Motokuryelerin ücret ve güvence gibi birçok hak için düzenlediği eylemler hızlı sönümleniyor. EPSU’dan Kaya, “Sömürü çıplak, sendikalara ihtiyaç var” diyor.

Motokuryelerin sömürüldüğü ortada
Fotoğraf: AA

Dilan Esen

Motokuryeler, uzun süredir hakları için hem ülkede hem de dünyanın pek çok yerinde eylemler gerçekleştiriyor. Yetersiz ücretler, iş cinayetleri, mobbing ve baskı gibi pek çok sorunla karşı karşıya kalan motokuryeler, Almanya’dan Fransa’ya, Türkiye’den Uzak Doğu e Yunanistan’a kadar direniyor.

Türkiye’de birçok şirkette çalışan motokuryeler, baskı ve yetersiz ücretlere karşı mücadele ederken Yunanistan’da iş cinayetlerine karşı eylem yapıldı. Almanya'daki Wolt işçileri ise aylardır ödenmeyen ücretleri nedeniyle işvereni mahkemeye verecek.

GÜVENCESİZLİK HAD SAFHADA

Avrupa Kamu Hizmetleri Sendikaları Konfederasyonu’ndan (EPSU) Can Kaya, Türkiye’deki dijital platformların 2015’te başka bir aşamaya geçtiğini söylerken “Daha önce kuryeler küçük restoranlarda birer birere çalışıyordu, şimdi aynı işyerinde çalışan güvencesiz işçilere dönüştüler” dedi. Dijital emek platformlarının internet ve konum bazlı olarak ikiye ayrıldığını belirten Kaya, yemek teslimatının ikincisine dahil olduğunu hatırlattı. Bunların her geçen gün geleneksel iş kollarından birini kendi içine katıp güvencesizleştirdiğini aktaran Kaya, şöyle konuştu: “Esnaf-kurye modeli platform ekonomilerindeki sömürünün ana kaynağı. İşveren izin vermek ya da araç sağlamak zorunda değil. İşverene her imkânı sağlayan bir sömürü modeli bu. İşçilerin ana talebi ücret oluyor. Platform eylemlerini derleyen Leeds Endeksi’ne göre ücret açık ara önde. Güvencesizleştirmenin temelinde de işçiye düşük ücretin dayatılması var. Sadece Türkiye’deki alım gücünün düşmesiyle ilgili değil, platform ekonomilerinde bu sömürü ana merkezde olduğu için ana talep ücret etrafında şekilleniyor.”

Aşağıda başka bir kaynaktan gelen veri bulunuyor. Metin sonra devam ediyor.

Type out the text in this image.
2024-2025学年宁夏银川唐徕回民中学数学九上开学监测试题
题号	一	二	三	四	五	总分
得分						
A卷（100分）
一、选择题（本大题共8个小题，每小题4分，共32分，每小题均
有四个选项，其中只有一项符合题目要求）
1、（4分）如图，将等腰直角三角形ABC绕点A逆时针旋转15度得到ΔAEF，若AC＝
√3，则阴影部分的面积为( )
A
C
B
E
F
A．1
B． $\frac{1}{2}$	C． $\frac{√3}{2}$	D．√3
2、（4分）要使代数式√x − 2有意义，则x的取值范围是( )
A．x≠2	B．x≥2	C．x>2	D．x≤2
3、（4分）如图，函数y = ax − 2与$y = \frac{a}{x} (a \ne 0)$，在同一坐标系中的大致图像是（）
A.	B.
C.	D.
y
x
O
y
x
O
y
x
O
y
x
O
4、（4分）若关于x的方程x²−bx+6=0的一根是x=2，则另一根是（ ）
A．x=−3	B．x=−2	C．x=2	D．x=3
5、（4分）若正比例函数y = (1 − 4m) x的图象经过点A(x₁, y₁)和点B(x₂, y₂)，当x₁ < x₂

Dünyadaki platform işçilerinden bahseden Kaya, “Mücadele geleneklerine ve sosyal güvenlik mevzuatına göre örgütlenmeleri değişiyor. Asya’da daha çok işçilerin talebi ücret çünkü istihdam biçimine dair taleplerde bulunsalar da bir şey sağlamıyor. Yasal düzenleme yok. Sendikalar da aşırı güçsüz bu yüzden daha çok kendi kolektiflerini oluşturuyorlar, yasal grev de yapmıyorlar, kontak kapatıp çevrimdışı oluyorlar.  Avrupa’da işçilerin ücret ve istihdam biçimine dair talepleri başa baş gidiyor. Avrupa, işçi kabul edildiğin zaman birçok hakka erişebildiğin bir coğrafya. ILO’nun araştırmasına göre ücretler düşük olmasına rağmen yemek teslimatı yapan işçilerin yüzde 86’sı, taksi şoförlerinin yüzde 76’sı sadece platform ekonomisinden geçiniyor. 10 işçiden yaklaşık 9’u sadece buradan gelen gelirle geçiniyor.”

“Platform işçilerinin sayısını düşündüğümüz zaman örgütlülük oranı çok düşük” diyen Kaya, şunları dile getirdi: “Sektör çok güvencesiz. Sendikal bir örgütlenme olmadığı için kısa dönemli, vurucu, kısa sürede sönümlenen eylemlilik görüyoruz. Sendikalar, bunu kapsayamadığı için süreklilik göremeyeceğiz.  Çok karmaşık bir güvencesizlik modeli var. Platform ekonomisindeki bütün istihdam biçimleri, Sanayi Devrimi’nden beri çalışma hayatında var. İşçi olduğu çok belli ama işçi olduğunu kanıtlaması gerekiyor. Örgütlenme için ortak bir işyeri yok. Örgütlenmeyi başarsanız bile seneler alacak bir TİS sürecine gireceksiniz. Geleneksel sendikalar için oldukça farklı. Geleneksel olmayan araçların da kullanıldığı bir sendikal örgütlenme stratejisi geliştirilmesi gerekiyor. Sömürü çok çıplak ve işçiler çok öfkeli. İhtiyaç olan şey sendikanın mahareti.”